The mood of Ethan Frome can best be described as ominous and gloomy. At the beginning of the novel, the reader learns that Ethan was injured in a “smash-up” more than twenty years earlier but fails to receive any other details. As a result, a sense of foreboding and frustration hangs over the rest of the narrative. The reader knows that Ethan’s story is fated to end in tragedy, but they aren’t certain when or how and can do nothing to prevent it.
The gloomy aspect of the novel’s mood mainly stems from its setting, which is consistently portrayed as bleak, harsh, and isolated. In order to construct this desolate atmosphere, Wharton frequently uses evocative visual imagery, as well as words and phrases with sinister connotations. One passage that encapsulates the novel’s dreary mood comes near the end of the Prologue, when the Narrator first catches a glimpse of the Frome farmhouse:
[W]e came to an orchard of starved apple-trees writhing over a hillside among outcroppings of slate that nuzzled up through the snow like animals pushing out their noses to breathe.
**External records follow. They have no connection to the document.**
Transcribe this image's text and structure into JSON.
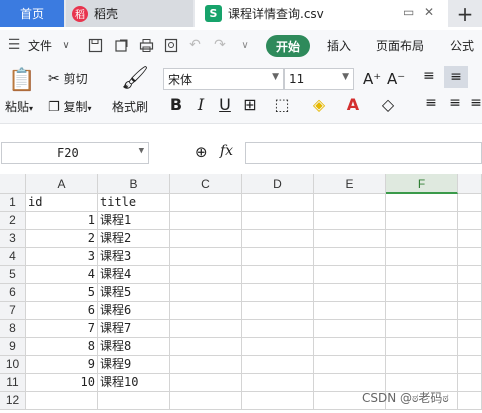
{
  "tabs": {
    "home": "首页",
    "docer": "稻壳",
    "file": "课程详情查询.csv"
  },
  "menu": {
    "file": "文件",
    "start": "开始",
    "insert": "插入",
    "layout": "页面布局",
    "formula": "公式"
  },
  "ribbon": {
    "paste": "粘贴",
    "cut": "剪切",
    "copy": "复制",
    "format_painter": "格式刷",
    "font_name": "宋体",
    "font_size": "11"
  },
  "formula_bar": {
    "cell_ref": "F20",
    "fx_label": "fx"
  },
  "sheet": {
    "columns": [
      "A",
      "B",
      "C",
      "D",
      "E",
      "F"
    ],
    "active_column": "F",
    "rows": [
      {
        "n": "1",
        "a": "id",
        "b": "title"
      },
      {
        "n": "2",
        "a": "1",
        "b": "课程1"
      },
      {
        "n": "3",
        "a": "2",
        "b": "课程2"
      },
      {
        "n": "4",
        "a": "3",
        "b": "课程3"
      },
      {
        "n": "5",
        "a": "4",
        "b": "课程4"
      },
      {
        "n": "6",
        "a": "5",
        "b": "课程5"
      },
      {
        "n": "7",
        "a": "6",
        "b": "课程6"
      },
      {
        "n": "8",
        "a": "7",
        "b": "课程7"
      },
      {
        "n": "9",
        "a": "8",
        "b": "课程8"
      },
      {
        "n": "10",
        "a": "9",
        "b": "课程9"
      },
      {
        "n": "11",
        "a": "10",
        "b": "课程10"
      },
      {
        "n": "12",
        "a": "",
        "b": ""
      }
    ]
  },
  "watermark": "CSDN @ಠ老码ಠ"
}
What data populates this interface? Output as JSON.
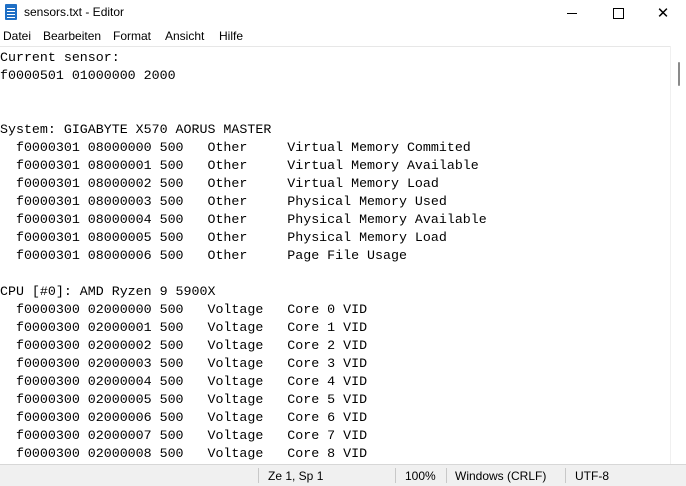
{
  "window": {
    "title": "sensors.txt - Editor",
    "minimize_icon": "minimize-icon",
    "maximize_icon": "maximize-icon",
    "close_icon": "close-icon",
    "close_glyph": "✕"
  },
  "menu": [
    "Datei",
    "Bearbeiten",
    "Format",
    "Ansicht",
    "Hilfe"
  ],
  "editor_lines": [
    "Current sensor:",
    "f0000501 01000000 2000",
    "",
    "",
    "System: GIGABYTE X570 AORUS MASTER",
    "  f0000301 08000000 500   Other     Virtual Memory Commited",
    "  f0000301 08000001 500   Other     Virtual Memory Available",
    "  f0000301 08000002 500   Other     Virtual Memory Load",
    "  f0000301 08000003 500   Other     Physical Memory Used",
    "  f0000301 08000004 500   Other     Physical Memory Available",
    "  f0000301 08000005 500   Other     Physical Memory Load",
    "  f0000301 08000006 500   Other     Page File Usage",
    "",
    "CPU [#0]: AMD Ryzen 9 5900X",
    "  f0000300 02000000 500   Voltage   Core 0 VID",
    "  f0000300 02000001 500   Voltage   Core 1 VID",
    "  f0000300 02000002 500   Voltage   Core 2 VID",
    "  f0000300 02000003 500   Voltage   Core 3 VID",
    "  f0000300 02000004 500   Voltage   Core 4 VID",
    "  f0000300 02000005 500   Voltage   Core 5 VID",
    "  f0000300 02000006 500   Voltage   Core 6 VID",
    "  f0000300 02000007 500   Voltage   Core 7 VID",
    "  f0000300 02000008 500   Voltage   Core 8 VID"
  ],
  "status": {
    "position": "Ze 1, Sp 1",
    "zoom": "100%",
    "line_ending": "Windows (CRLF)",
    "encoding": "UTF-8"
  }
}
Beyond the orchard lay a field or two, their boundaries lost under drifts; and above the fields, huddled against the white immensities of land and sky, one of those lonely New England farmhouses that make the landscape lonelier.
Wharton’s use of visual imagery and simile in this passage evokes loneliness and claustrophobia. The “starved” and “writhing” apple trees, as well as the slate outcroppings protruding from the snow “like animals pushing out their noses to breathe” allude to the barrenness of Ethan’s land and his struggle to escape his oppressive life in Starkfield. The image of the far-off farmhouse, which appears as just a tiny speck against a seemingly endless frozen landscape, illustrates his isolation.
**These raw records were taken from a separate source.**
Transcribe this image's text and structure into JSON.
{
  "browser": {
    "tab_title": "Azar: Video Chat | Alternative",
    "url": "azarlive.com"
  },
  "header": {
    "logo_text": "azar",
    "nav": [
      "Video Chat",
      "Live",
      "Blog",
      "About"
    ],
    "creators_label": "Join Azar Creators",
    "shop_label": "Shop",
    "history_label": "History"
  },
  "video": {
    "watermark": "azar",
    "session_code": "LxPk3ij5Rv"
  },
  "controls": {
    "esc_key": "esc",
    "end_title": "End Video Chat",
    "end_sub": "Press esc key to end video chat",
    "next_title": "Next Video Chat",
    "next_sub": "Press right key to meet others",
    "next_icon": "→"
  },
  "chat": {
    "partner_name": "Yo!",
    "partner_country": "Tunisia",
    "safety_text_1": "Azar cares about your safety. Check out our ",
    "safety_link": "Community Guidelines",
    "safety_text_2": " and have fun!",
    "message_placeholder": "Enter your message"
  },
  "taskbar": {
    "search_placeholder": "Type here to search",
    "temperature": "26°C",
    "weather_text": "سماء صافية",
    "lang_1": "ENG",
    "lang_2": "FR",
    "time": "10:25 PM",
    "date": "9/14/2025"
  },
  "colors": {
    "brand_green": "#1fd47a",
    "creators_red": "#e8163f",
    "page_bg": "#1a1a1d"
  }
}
The foreboding aspect of the novel’s mood becomes more present in the following passage, when the Narrator gets a closer look at the house:
“That’s my place,” said Frome, with a sideways jerk of his lame elbow; and in the distress and oppression of the scene I did not know what to answer. The snow had ceased, and a flash of watery sunlight exposed the house on the slope above us in all its plaintive ugliness. The black wraith of a deciduous creeper flapped from the porch, and the thin wooden walls, under their worn coat of paint, seemed to shiver in the wind that had risen with the ceasing of the snow.
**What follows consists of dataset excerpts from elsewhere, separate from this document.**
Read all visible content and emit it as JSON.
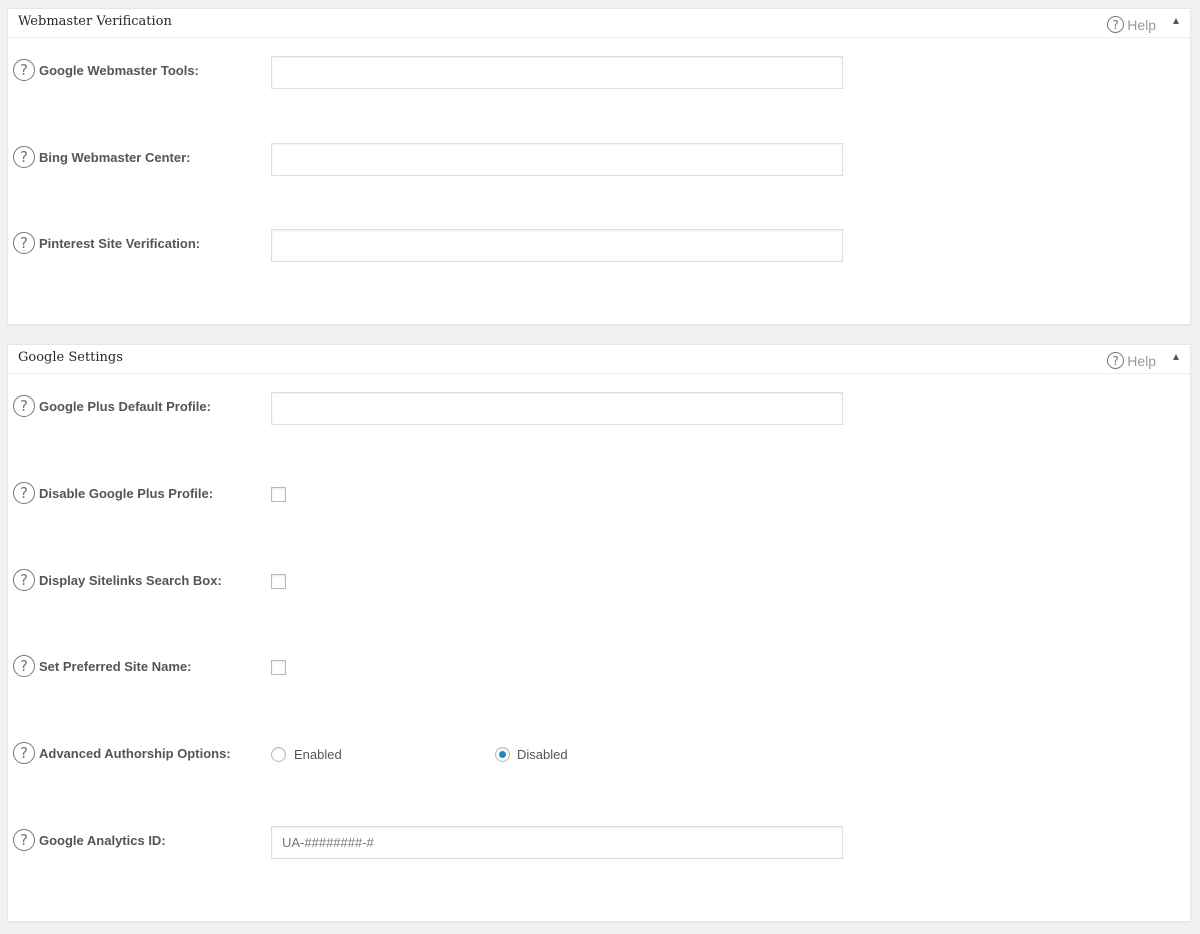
{
  "webmaster": {
    "title": "Webmaster Verification",
    "help_label": "Help",
    "fields": {
      "google_webmaster_tools": {
        "label": "Google Webmaster Tools:",
        "value": ""
      },
      "bing_webmaster_center": {
        "label": "Bing Webmaster Center:",
        "value": ""
      },
      "pinterest_site_verification": {
        "label": "Pinterest Site Verification:",
        "value": ""
      }
    }
  },
  "google": {
    "title": "Google Settings",
    "help_label": "Help",
    "fields": {
      "google_plus_default_profile": {
        "label": "Google Plus Default Profile:",
        "value": ""
      },
      "disable_google_plus_profile": {
        "label": "Disable Google Plus Profile:",
        "checked": false
      },
      "display_sitelinks_search_box": {
        "label": "Display Sitelinks Search Box:",
        "checked": false
      },
      "set_preferred_site_name": {
        "label": "Set Preferred Site Name:",
        "checked": false
      },
      "advanced_authorship_options": {
        "label": "Advanced Authorship Options:",
        "options": [
          "Enabled",
          "Disabled"
        ],
        "selected": "Disabled"
      },
      "google_analytics_id": {
        "label": "Google Analytics ID:",
        "value": "",
        "placeholder": "UA-########-#"
      }
    }
  },
  "icons": {
    "help": "question-circle-icon",
    "toggle": "arrow-up-icon"
  },
  "colors": {
    "accent": "#1e8cbe",
    "panel_bg": "#ffffff",
    "page_bg": "#f1f1f1"
  }
}
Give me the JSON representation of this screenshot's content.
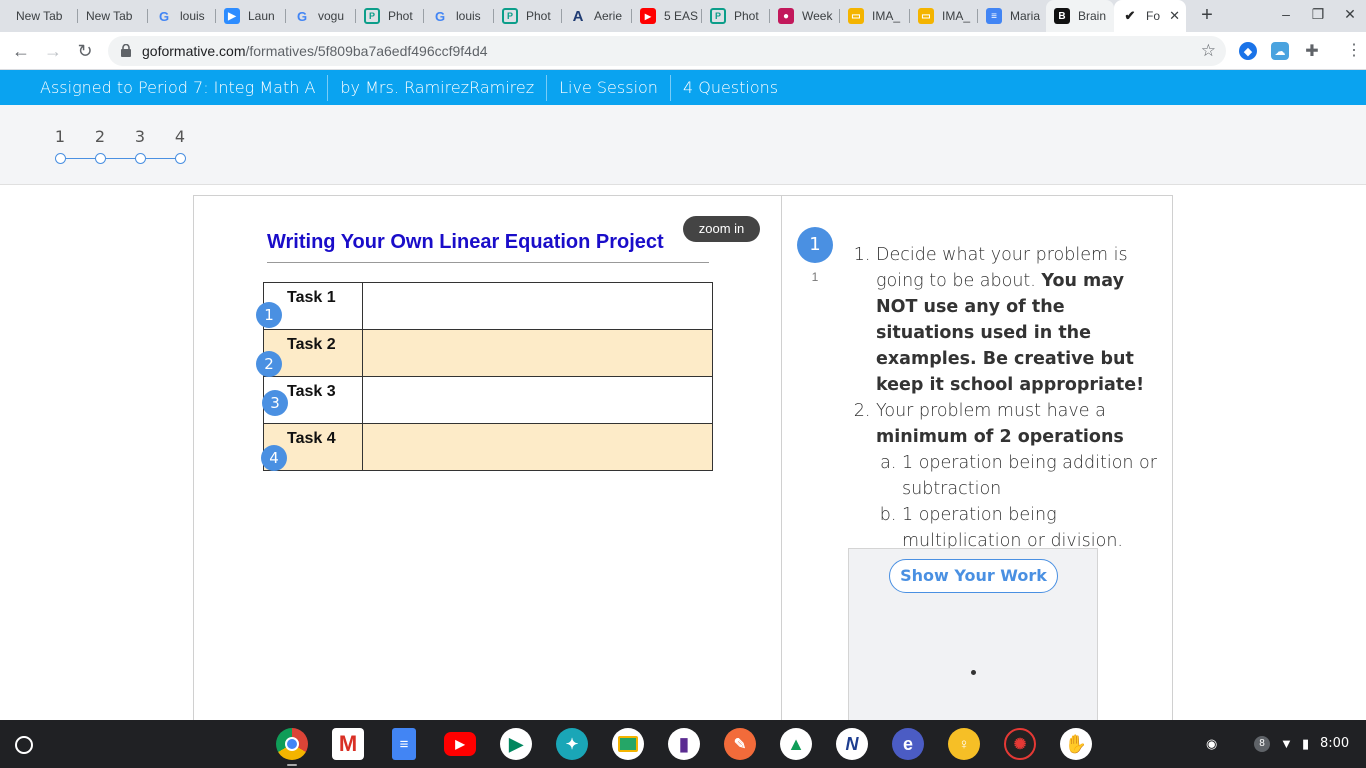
{
  "browser": {
    "tabs": [
      {
        "label": "New Tab",
        "icon": "none"
      },
      {
        "label": "New Tab",
        "icon": "none"
      },
      {
        "label": "louis",
        "icon": "google-icon"
      },
      {
        "label": "Laun",
        "icon": "zoom-icon"
      },
      {
        "label": "vogu",
        "icon": "google-icon"
      },
      {
        "label": "Phot",
        "icon": "photomath-icon"
      },
      {
        "label": "louis",
        "icon": "google-icon"
      },
      {
        "label": "Phot",
        "icon": "photomath-icon"
      },
      {
        "label": "Aerie",
        "icon": "aerie-icon"
      },
      {
        "label": "5 EAS",
        "icon": "youtube-icon"
      },
      {
        "label": "Phot",
        "icon": "photomath-icon"
      },
      {
        "label": "Week",
        "icon": "classroom-icon"
      },
      {
        "label": "IMA_",
        "icon": "slides-icon"
      },
      {
        "label": "IMA_",
        "icon": "slides-icon"
      },
      {
        "label": "Maria",
        "icon": "docs-icon"
      },
      {
        "label": "Brain",
        "icon": "brainly-icon"
      },
      {
        "label": "Fo",
        "icon": "formative-icon"
      }
    ],
    "url_host": "goformative.com",
    "url_path": "/formatives/5f809ba7a6edf496ccf9f4d4"
  },
  "header": {
    "segments": [
      "Assigned to Period 7: Integ Math A",
      "by Mrs. RamirezRamirez",
      "Live Session",
      "4 Questions"
    ]
  },
  "question_nav": {
    "numbers": [
      "1",
      "2",
      "3",
      "4"
    ]
  },
  "document": {
    "zoom_label": "zoom in",
    "title": "Writing Your Own Linear Equation Project",
    "tasks": [
      "Task 1",
      "Task 2",
      "Task 3",
      "Task 4"
    ],
    "markers": [
      "1",
      "2",
      "3",
      "4"
    ]
  },
  "question": {
    "number": "1",
    "points": "1",
    "item1_plain": "Decide what your problem is going to be about. ",
    "item1_bold": "You may NOT use any of the situations used in the examples. Be creative but keep it school appropriate!",
    "item2_plain": "Your problem must have a ",
    "item2_bold": "minimum of 2 operations",
    "sub_a": "1 operation being addition or subtraction",
    "sub_b": "1 operation being multiplication or division.",
    "show_work_label": "Show Your Work"
  },
  "shelf": {
    "apps": [
      "chrome-icon",
      "gmail-icon",
      "docs-icon",
      "youtube-icon",
      "play-store-icon",
      "app-icon",
      "classroom-icon",
      "app-icon",
      "pencil-app-icon",
      "drive-icon",
      "app-icon",
      "app-icon",
      "keep-icon",
      "app-icon",
      "app-icon"
    ],
    "notification_count": "8",
    "time": "8:00"
  },
  "colors": {
    "accent_blue": "#0aa3f0",
    "marker_blue": "#4a90e2",
    "task_tint": "#fdebc8",
    "title_blue": "#1a0dc9"
  }
}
In this passage, Wharton places great emphasis on the forces of snow and wind, further demonstrating the bleak and unforgiving nature of the New England landscape. The mention of Ethan’s injured arm, as well as “black wraith” above the door, which seems to be an omen of death and misfortune, foreshadows the tragedy will occur later in the novel. Overall, the "plaintive ugliness" of the house and the atmosphere that surrounds it is so distressing that the Narrator is literally rendered speechless.